# Milwaukee MA957 Set Up



## st.stephen (Feb 28, 2010)

The instructions basically say not to use the needle valve and adjust with the main regulator control. 

I've read quite a bit here and am not sure how to proceed, anyone with any recent experience with setting this regulator? 
Thanks,
Stephen


----------



## heineken357 (May 25, 2006)

Hey Stephen this is what I did now the needle valve works great.

Turn the tank off and take the regulator off the tank. Take the bubble counter off the regulator needle valve. Open the needle valve all the way open by turning the knob counter-clockwise until it stops.
Use a 1/16” drill and go through the top hole of the needle valve and drill through the base of that hole until you feel the drill pass through into the main chamber. Drill time is only about 2 seconds at full drill speed. Turn the regulator over and tap the needle valve on a table to knock out the drill filings. Remount the regulator.
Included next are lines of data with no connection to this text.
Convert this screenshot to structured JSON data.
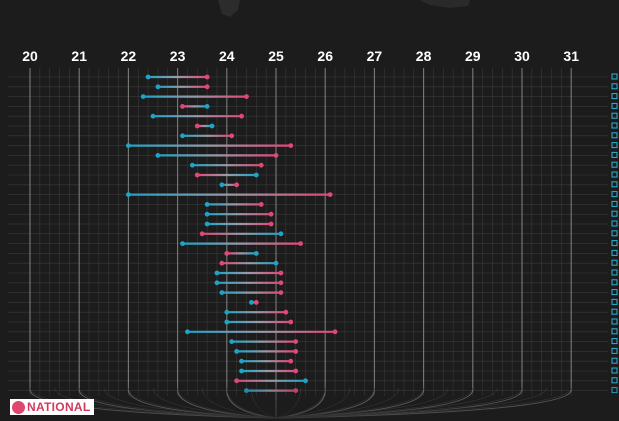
{
  "chart_data": {
    "type": "dumbbell",
    "x_ticks": [
      20,
      21,
      22,
      23,
      24,
      25,
      26,
      27,
      28,
      29,
      30,
      31
    ],
    "xlim": [
      20,
      31
    ],
    "grid": true,
    "colors": {
      "start": "#1fa3c6",
      "end": "#e0487a",
      "grid": "#3a3a3a",
      "axis_line": "#7a7a7a"
    },
    "rows": [
      {
        "start": 22.4,
        "end": 23.6
      },
      {
        "start": 22.6,
        "end": 23.6
      },
      {
        "start": 22.3,
        "end": 24.4
      },
      {
        "start": 23.6,
        "end": 23.1
      },
      {
        "start": 22.5,
        "end": 24.3
      },
      {
        "start": 23.7,
        "end": 23.4
      },
      {
        "start": 23.1,
        "end": 24.1
      },
      {
        "start": 22.0,
        "end": 25.3
      },
      {
        "start": 22.6,
        "end": 25.0
      },
      {
        "start": 23.3,
        "end": 24.7
      },
      {
        "start": 24.6,
        "end": 23.4
      },
      {
        "start": 23.9,
        "end": 24.2
      },
      {
        "start": 22.0,
        "end": 26.1
      },
      {
        "start": 23.6,
        "end": 24.7
      },
      {
        "start": 23.6,
        "end": 24.9
      },
      {
        "start": 23.6,
        "end": 24.9
      },
      {
        "start": 25.1,
        "end": 23.5
      },
      {
        "start": 23.1,
        "end": 25.5
      },
      {
        "start": 24.6,
        "end": 24.0
      },
      {
        "start": 25.0,
        "end": 23.9
      },
      {
        "start": 23.8,
        "end": 25.1
      },
      {
        "start": 23.8,
        "end": 25.1
      },
      {
        "start": 23.9,
        "end": 25.1
      },
      {
        "start": 24.5,
        "end": 24.6
      },
      {
        "start": 24.0,
        "end": 25.2
      },
      {
        "start": 24.0,
        "end": 25.3
      },
      {
        "start": 23.2,
        "end": 26.2
      },
      {
        "start": 24.1,
        "end": 25.4
      },
      {
        "start": 24.2,
        "end": 25.4
      },
      {
        "start": 24.3,
        "end": 25.3
      },
      {
        "start": 24.3,
        "end": 25.4
      },
      {
        "start": 25.6,
        "end": 24.2
      },
      {
        "start": 24.4,
        "end": 25.4
      }
    ]
  },
  "logo": {
    "text": "NATIONAL"
  }
}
Note: If 1/16” drill is not available then go to next size which is a 5/64” drill bit.


----------



## st.stephen (Feb 28, 2010)

Thanks for the tip on the needle valve, I did read about that here and on the milwaukee site. 
Thanks again,
stephen


----------



## houseofcards (Feb 16, 2005)

st.stephen said:


> The instructions basically say not to use the needle valve and adjust with the main regulator control.
> 
> I've read quite a bit here and am not sure how to proceed, anyone with any recent experience with setting this regulator?
> Thanks,
> Stephen


Generally you use the control knob to get a good working pressure going and then you will fine tune with the needle valve. Make sure the control knob is loosened before opening the tank. If you follow the directions you should be fine.
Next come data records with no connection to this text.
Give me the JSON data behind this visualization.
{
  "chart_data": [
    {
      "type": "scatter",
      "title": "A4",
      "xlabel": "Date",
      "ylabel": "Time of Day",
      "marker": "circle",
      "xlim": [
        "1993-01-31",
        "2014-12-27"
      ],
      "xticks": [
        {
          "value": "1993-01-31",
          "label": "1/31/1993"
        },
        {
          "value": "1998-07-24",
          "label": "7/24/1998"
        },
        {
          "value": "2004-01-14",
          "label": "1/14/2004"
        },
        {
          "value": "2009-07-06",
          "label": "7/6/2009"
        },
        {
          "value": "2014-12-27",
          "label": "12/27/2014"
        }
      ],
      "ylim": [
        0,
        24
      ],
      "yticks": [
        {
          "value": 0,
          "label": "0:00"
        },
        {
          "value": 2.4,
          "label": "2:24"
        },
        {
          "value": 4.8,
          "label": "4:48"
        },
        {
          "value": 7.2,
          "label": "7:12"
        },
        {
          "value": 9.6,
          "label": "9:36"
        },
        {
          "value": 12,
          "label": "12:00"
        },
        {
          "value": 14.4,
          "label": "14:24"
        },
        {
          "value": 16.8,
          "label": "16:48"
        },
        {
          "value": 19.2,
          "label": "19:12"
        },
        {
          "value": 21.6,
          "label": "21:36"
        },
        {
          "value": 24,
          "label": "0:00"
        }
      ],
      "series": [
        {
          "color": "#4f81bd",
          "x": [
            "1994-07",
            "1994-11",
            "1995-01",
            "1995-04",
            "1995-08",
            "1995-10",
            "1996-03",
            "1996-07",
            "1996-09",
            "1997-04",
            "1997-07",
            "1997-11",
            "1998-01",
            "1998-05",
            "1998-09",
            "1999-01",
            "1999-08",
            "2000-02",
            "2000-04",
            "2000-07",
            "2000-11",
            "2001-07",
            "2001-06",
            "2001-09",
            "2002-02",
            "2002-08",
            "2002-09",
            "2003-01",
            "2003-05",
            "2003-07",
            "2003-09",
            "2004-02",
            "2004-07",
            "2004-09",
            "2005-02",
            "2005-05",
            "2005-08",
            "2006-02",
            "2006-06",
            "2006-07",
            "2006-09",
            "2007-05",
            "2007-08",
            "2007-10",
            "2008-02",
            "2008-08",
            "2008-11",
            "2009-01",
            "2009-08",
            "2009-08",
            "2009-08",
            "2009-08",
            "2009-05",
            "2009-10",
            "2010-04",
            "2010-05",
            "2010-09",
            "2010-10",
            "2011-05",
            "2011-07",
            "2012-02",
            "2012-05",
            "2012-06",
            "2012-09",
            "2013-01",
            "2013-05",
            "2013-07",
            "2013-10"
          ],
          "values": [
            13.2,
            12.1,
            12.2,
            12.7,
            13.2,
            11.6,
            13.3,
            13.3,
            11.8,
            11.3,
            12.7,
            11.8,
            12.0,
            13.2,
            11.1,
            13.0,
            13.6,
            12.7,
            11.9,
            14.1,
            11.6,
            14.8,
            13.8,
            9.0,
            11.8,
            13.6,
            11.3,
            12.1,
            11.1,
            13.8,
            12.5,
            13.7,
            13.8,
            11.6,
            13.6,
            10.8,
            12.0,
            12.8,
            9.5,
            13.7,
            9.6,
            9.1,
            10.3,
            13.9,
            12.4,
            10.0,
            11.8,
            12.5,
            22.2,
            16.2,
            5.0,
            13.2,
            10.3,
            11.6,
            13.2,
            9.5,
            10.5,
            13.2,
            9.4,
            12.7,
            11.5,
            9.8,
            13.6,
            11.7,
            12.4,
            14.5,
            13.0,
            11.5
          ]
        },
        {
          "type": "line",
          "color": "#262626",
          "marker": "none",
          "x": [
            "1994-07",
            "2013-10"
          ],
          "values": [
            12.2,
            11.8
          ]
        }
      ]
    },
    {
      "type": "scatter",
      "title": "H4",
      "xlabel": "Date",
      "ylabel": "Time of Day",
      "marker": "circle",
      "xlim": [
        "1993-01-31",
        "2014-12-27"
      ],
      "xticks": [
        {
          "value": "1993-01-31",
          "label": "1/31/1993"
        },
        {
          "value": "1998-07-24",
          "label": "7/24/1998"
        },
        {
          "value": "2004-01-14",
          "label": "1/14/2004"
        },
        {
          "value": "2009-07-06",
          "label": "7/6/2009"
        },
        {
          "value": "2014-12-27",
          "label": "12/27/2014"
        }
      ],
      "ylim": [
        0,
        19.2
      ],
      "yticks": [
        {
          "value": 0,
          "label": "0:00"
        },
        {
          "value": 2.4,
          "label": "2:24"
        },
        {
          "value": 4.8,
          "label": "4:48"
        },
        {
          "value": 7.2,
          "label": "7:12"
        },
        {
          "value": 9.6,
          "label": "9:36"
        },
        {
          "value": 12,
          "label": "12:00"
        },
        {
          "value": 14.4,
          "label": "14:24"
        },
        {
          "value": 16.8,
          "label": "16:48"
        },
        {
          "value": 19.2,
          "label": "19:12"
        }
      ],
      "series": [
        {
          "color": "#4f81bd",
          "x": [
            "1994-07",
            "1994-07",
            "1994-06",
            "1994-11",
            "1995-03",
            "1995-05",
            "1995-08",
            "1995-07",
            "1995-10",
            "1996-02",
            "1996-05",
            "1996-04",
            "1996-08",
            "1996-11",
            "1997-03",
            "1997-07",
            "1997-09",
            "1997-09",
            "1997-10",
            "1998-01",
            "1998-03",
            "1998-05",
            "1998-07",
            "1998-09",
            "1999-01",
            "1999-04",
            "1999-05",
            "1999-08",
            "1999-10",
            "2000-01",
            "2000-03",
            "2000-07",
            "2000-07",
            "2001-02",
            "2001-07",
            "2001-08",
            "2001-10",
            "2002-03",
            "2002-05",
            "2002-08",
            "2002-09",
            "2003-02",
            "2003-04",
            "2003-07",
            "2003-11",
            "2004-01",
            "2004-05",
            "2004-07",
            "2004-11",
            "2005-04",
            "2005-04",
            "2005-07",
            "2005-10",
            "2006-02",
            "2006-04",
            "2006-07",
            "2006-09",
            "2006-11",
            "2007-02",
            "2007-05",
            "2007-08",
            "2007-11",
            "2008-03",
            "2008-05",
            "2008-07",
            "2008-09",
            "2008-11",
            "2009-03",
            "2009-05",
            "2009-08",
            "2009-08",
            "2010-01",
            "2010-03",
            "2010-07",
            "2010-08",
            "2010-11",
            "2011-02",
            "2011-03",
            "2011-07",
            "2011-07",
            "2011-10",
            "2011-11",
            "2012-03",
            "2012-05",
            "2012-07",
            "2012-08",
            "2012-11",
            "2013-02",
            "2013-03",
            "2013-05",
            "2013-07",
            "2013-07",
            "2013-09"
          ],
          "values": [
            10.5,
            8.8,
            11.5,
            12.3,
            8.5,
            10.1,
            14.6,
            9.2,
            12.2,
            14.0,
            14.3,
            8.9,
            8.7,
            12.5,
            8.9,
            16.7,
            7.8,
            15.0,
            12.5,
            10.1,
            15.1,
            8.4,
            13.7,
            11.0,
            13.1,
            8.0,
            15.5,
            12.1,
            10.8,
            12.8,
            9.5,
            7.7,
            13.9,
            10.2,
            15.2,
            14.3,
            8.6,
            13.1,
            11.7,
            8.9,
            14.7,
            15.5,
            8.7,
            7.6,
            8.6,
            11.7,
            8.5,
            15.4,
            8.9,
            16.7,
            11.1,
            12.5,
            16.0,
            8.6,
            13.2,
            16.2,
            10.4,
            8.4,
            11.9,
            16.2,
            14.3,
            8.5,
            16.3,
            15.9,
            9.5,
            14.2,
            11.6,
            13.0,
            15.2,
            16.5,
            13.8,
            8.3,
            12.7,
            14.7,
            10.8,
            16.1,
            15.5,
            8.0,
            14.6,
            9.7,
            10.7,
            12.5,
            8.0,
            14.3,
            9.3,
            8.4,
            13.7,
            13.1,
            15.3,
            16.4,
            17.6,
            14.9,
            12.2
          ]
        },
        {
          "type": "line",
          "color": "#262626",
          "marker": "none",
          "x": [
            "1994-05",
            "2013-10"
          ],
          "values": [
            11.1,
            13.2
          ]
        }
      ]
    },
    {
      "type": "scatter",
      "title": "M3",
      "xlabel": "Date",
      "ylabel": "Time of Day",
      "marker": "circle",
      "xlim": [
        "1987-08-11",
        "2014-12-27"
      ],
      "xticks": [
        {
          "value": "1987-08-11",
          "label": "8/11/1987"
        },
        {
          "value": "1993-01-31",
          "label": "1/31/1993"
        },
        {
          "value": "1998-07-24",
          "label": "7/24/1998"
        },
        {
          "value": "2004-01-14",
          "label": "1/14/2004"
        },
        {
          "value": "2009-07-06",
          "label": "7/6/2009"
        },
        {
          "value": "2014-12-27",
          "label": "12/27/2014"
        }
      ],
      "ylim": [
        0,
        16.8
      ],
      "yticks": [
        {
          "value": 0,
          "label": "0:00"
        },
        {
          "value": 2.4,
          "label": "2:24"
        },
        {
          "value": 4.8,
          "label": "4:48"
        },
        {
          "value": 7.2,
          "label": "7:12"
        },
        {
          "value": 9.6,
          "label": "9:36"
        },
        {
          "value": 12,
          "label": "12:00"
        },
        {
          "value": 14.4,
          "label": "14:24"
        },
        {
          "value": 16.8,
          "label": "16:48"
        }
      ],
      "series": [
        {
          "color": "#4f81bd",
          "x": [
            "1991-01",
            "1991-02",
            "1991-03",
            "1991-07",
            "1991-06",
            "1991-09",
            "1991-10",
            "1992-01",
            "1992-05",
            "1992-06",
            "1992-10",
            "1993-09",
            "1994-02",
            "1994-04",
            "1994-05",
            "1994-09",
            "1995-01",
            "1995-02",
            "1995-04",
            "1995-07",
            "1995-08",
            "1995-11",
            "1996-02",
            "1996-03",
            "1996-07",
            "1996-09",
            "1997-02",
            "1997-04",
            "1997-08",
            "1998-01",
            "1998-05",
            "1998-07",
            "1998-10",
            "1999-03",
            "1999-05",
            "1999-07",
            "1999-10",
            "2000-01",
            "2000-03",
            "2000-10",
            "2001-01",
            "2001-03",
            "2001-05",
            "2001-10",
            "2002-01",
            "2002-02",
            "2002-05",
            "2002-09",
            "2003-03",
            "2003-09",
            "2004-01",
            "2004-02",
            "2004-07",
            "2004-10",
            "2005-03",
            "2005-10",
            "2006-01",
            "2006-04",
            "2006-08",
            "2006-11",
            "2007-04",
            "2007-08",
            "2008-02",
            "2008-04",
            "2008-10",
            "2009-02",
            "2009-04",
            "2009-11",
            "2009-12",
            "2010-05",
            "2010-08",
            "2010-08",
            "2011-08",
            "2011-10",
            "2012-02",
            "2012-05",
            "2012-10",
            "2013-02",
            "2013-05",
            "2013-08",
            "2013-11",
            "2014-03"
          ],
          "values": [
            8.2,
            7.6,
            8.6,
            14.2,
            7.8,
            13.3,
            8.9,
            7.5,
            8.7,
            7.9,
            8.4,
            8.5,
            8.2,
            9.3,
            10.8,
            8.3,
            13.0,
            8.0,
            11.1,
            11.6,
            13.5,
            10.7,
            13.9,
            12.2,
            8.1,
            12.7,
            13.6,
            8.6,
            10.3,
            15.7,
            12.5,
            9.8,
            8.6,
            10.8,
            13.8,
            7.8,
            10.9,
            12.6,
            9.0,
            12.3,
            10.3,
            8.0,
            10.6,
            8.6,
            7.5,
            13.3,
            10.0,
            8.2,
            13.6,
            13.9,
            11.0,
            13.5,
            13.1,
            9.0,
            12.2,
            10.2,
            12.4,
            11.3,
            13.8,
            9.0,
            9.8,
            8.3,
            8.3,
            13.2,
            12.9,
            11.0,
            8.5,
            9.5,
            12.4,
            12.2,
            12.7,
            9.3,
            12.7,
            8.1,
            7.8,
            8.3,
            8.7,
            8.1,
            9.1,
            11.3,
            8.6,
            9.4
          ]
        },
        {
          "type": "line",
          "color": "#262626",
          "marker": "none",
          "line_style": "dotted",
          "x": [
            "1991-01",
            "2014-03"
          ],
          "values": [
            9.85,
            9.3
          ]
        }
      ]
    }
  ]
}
http://www.milwaukeetesters.com/pdf/MA957%20Regulator%20Set%20Up%20Procedure.pdf

I have several of these regulators and never had to do what Heinken described, but it sounds like it worked for him.


----------



## jestep (Nov 14, 2009)

houseofcards said:


> I have several of these regulators and never had to do what Heinken described, but it sounds like it worked for him.


I use one as well, and have never needed a drill. I can just about get a working bubble count using the primary valve. Use the needle valve for fine tuning.

Also, something they don't mention, check the bubble flow every hour for the first few hours and every day or so. Once you initially open the main valve, you build up pressure before the needle valve. This creates a misleading flow rate when you open the needle valve and see steady bubbles. When the between the main valve and needle valve equalize, the flow drops considerably and remain at the reduced rate. Just make sure to check it several times each time you completely shut of the main valve.


----------